Quote:Why wouldn't I be. It's nutritious and it's cheap.
Are you trying to lose weight, or just trying to eat healthily?
Quote:I wake up in the middle of the night to do No 1s. Usually twice.
That's probably because of the high water content in the lettuce and all that fruit you eat. Unless, as Mathos has stated you're a male of a certain age. If you're a toddler or a tyke as he has stated - you might still have a small bladder and so have to empty it often. If you're a senior citizen as he has stated - you very well may have an enlarged prostate pressing on your bladder.
That must be tough - to never have an uninterrupted night's sleep.
Quote:tranquil heebie-jeebies.
Tranquil heebie-jeebies - wouldn't that be an oxymoron?

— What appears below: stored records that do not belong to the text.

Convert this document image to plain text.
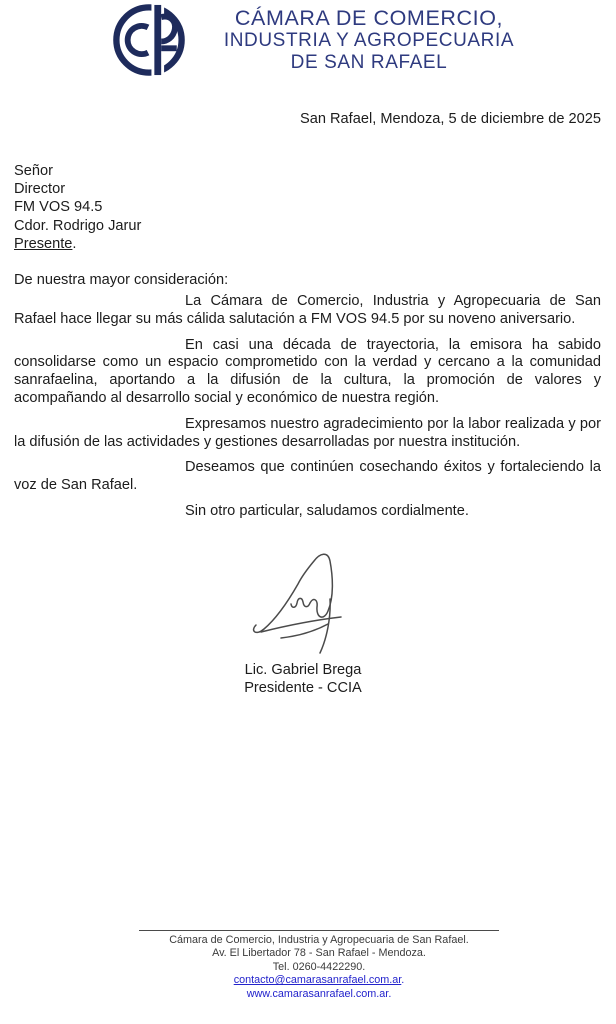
CÁMARA DE COMERCIO,
INDUSTRIA Y AGROPECUARIA
DE SAN RAFAEL
San Rafael, Mendoza, 5 de diciembre de 2025
Señor
Director
FM VOS 94.5
Cdor. Rodrigo Jarur
Presente.
De nuestra mayor consideración:

La Cámara de Comercio, Industria y Agropecuaria de San Rafael hace llegar su más cálida salutación a FM VOS 94.5 por su noveno aniversario.

En casi una década de trayectoria, la emisora ha sabido consolidarse como un espacio comprometido con la verdad y cercano a la comunidad sanrafaelina, aportando a la difusión de la cultura, la promoción de valores y acompañando al desarrollo social y económico de nuestra región.

Expresamos nuestro agradecimiento por la labor realizada y por la difusión de las actividades y gestiones desarrolladas por nuestra institución.

Deseamos que continúen cosechando éxitos y fortaleciendo la voz de San Rafael.

Sin otro particular, saludamos cordialmente.

Lic. Gabriel Brega
Presidente - CCIA
Cámara de Comercio, Industria y Agropecuaria de San Rafael.
Av. El Libertador 78 - San Rafael - Mendoza.
Tel. 0260-4422290.
contacto@camarasanrafael.com.ar.
www.camarasanrafael.com.ar.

Quote:Has Mad Hos abandoned you? He used the word "resigned" rather pointedly I thought.

Yeah, I think "fired" would have been more accurate. Although he never really hired me. I think he was just messing around with that whole writing project thing. Because he takes every opportunity to get angry and put it off. That speaks to lack of motivation in my opinion.
I do miss his funny little stories though.
Quote:Talking about creative writing led me to Anthony Burgess's book You've Had Your Time and I found this-about James Joyce and Finnegan's Wake
"Joyce has a verbal invention exactly one hundred letters long to symbolise thunder--a thundred lettered word ,I called it.The structure appears ten times, though each time with a different lexical content. The counting printers discovered that there were one hundred and one letters in the tenth grumbling peal and wondered if there had been an initial printing error in 1939. But of course Joyce was up to his old symbolic tricks: the total number of thunder letters is one thousand and one, which relates Earwicker's dream to the Arabian Nights. "
Joyce is fascinating, but extremely hard reading and slow going (for me at least). I read
The Dubliners about twenty years ago on the advice of a friend who has since become a Joyce scholar. He's coming over here to do a symposium at the university in Bath in the summer of 2007. I've never taken one of his classes or sat in one and even audited, but his theories on some of Joyce's themes and methods are intriguing and I think I might sit in on one of his lectures when he comes. I've told him I'm going to try to read Finnegan's Wake and maybe reread Dubliners - although the only way I got through it the first time was having John there to translate and explain.
He's a Joyce fanatic - named his two sons James and Stephen.
Quote:Budding writers should remember that their books are first read by experts who have a good idea what they are doing.
I also spotted a bit of Burgess's own neat footwork.
".....fagging on, like Fra Lippo Lippi, at flesh." To symbolise drudgery.
and
"There is an all too palpable male signal of lack of desire which cannot be dissembled."
Umm Spendius - if you're feeling a lack of desire - or as if you're involved in some kind of drudgery - I guess I'd recommend new and more exciting company. I know that always works for me.
I'm sure you can arrange that.
Or it may just be iron-poor blood. How are you meeting your daily protein, iron, and calcium requirements on this fruit and lettuce diet?